No fim, à margem da cerimónia e em declarações aos jornalistas, António Costa afirmou que “esta é uma consagração final muito importante para os tempos que correm”.
“As perseguições não acabaram com a II Guerra Mundial nem a necessidade de assegurar proteção internacional terminou com aquele período. Infelizmente, a história tem-nos demonstrado que aquilo com que Aristides de Sousa Mendes foi confrontado continua a ser uma realidade de hoje”, apontou o chefe do Governo. “Por isso, é muito importante que estes valores sejam lembrados, como homenagem devida aos atos que foram praticados no devido tempo mas também como inspiração para o que devemos continuar a fazer. O que está em causa é a proteção da dignidade da pessoa humana, da proteção das vidas, daqueles que buscam salvação”, acrescentou, antes de responder a perguntas sobre o Orçamento do Estado e a situação do país.
“Justo entre as Nações”, lê-se na lápide
A homenagem começou poucos minutos antes das 11h00, com a chegada à Igreja de Santa Engrácia de Ferro Rodrigues, António Costa e Marcelo Rebelo de Sousa — por esta ordem, como estava previsto no protocolo. Eram visíveis poucas pessoas no exterior do edifício. O público não foi autorizado a entrar no Panteão, devido a restrições relacionadas com a pandemia, segundo a organização.
A cerimónia no Panteão Nacional, ou Igreja de Santa Engrácia, localizado no Campo de Santa, junto ao bairro de Alfama, deu-se na nave central, zona do edifício conhecida pela decoração de mármores coloridos, característica da arquitetura barroca portuguesa. É ali que se encontram os cenotáfios (sepulturas simbólicas) de Nuno Álvares Pereira, Infante D. Henrique, Pedro Álvares Cabral, Afonso de Albuquerque, Vasco da Gama e Luís de Camões.
O culminar foi o descerrar de uma lápide, quando passavam poucos minutos do meio-dia, na sala 2 do Panteão, onde estão os túmulos de Aquilino Ribeiro, Humberto Delgado, Sophia de Mello Breyner Andresen e Eusébio da Silva Ferreira.
“Aristides de Sousa Mendes – 1885-1954 – Justo entre as Nações – diplomata”, lê-na na lápide em letras maiúsculas douradas, na parede ao fundo da sala, que estava tapada com a bandeira portuguesa e foi descerrada por Ferro Rodrigues e Marcelo Rebelo de Sousa. Não se tratou da instalação de um cenotáfio nem da trasladação dos restos mortais do antigo cônsul, que continuam no jazigo de família em Cabanas de Viriato (Carregal do Sal, Viseu), onde Aristides nasceu a 19 de julho de 1885.

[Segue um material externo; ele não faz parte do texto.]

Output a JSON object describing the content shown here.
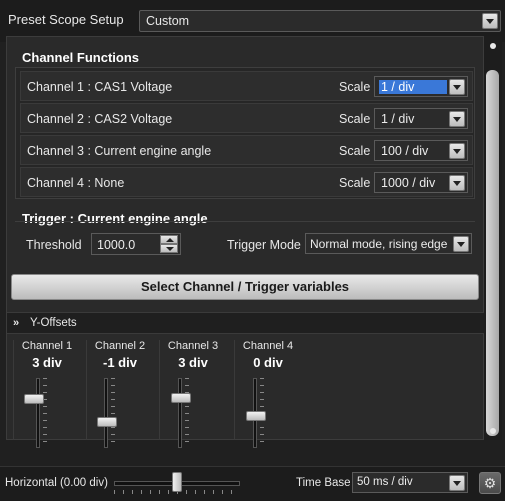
{
  "preset": {
    "label": "Preset Scope Setup",
    "value": "Custom"
  },
  "channel_functions": {
    "title": "Channel Functions",
    "scale_label": "Scale",
    "rows": [
      {
        "name": "Channel 1 : CAS1 Voltage",
        "scale": "1 / div"
      },
      {
        "name": "Channel 2 : CAS2 Voltage",
        "scale": "1 / div"
      },
      {
        "name": "Channel 3 : Current engine angle",
        "scale": "100 / div"
      },
      {
        "name": "Channel 4 : None",
        "scale": "1000 / div"
      }
    ]
  },
  "trigger": {
    "title": "Trigger : Current engine angle",
    "threshold_label": "Threshold",
    "threshold_value": "1000.0",
    "mode_label": "Trigger Mode",
    "mode_value": "Normal mode, rising edge"
  },
  "select_button": "Select Channel / Trigger variables",
  "y_offsets": {
    "title": "Y-Offsets",
    "channels": [
      {
        "name": "Channel 1",
        "value": "3 div"
      },
      {
        "name": "Channel 2",
        "value": "-1 div"
      },
      {
        "name": "Channel 3",
        "value": "3 div"
      },
      {
        "name": "Channel 4",
        "value": "0 div"
      }
    ]
  },
  "bottom": {
    "horizontal_label": "Horizontal (0.00 div)",
    "timebase_label": "Time Base",
    "timebase_value": "50 ms / div"
  },
  "icons": [
    "chevron-down-icon",
    "gear-icon",
    "spin-up-icon",
    "spin-down-icon"
  ]
}
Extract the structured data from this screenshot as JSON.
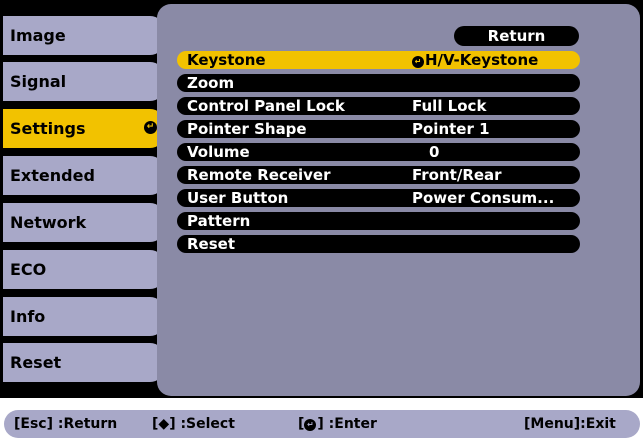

A homenagem foi organizada por um grupo de trabalho coordenado pelo deputado socialista Pedro Delgado Alves. A origem da homenagem remonta a novembro 2019, quando a então deputada pelo Livre Joacine Katar Moreira apresentou na Assembleia da República um projeto de resolução para “concessão de honras do Panteão Nacional a Aristides de Sousa Mendes”, o qual foi aprovado em julho do ano passado com votos favoráveis de todos os deputados, menos de André Ventura, do Chega, que se absteve.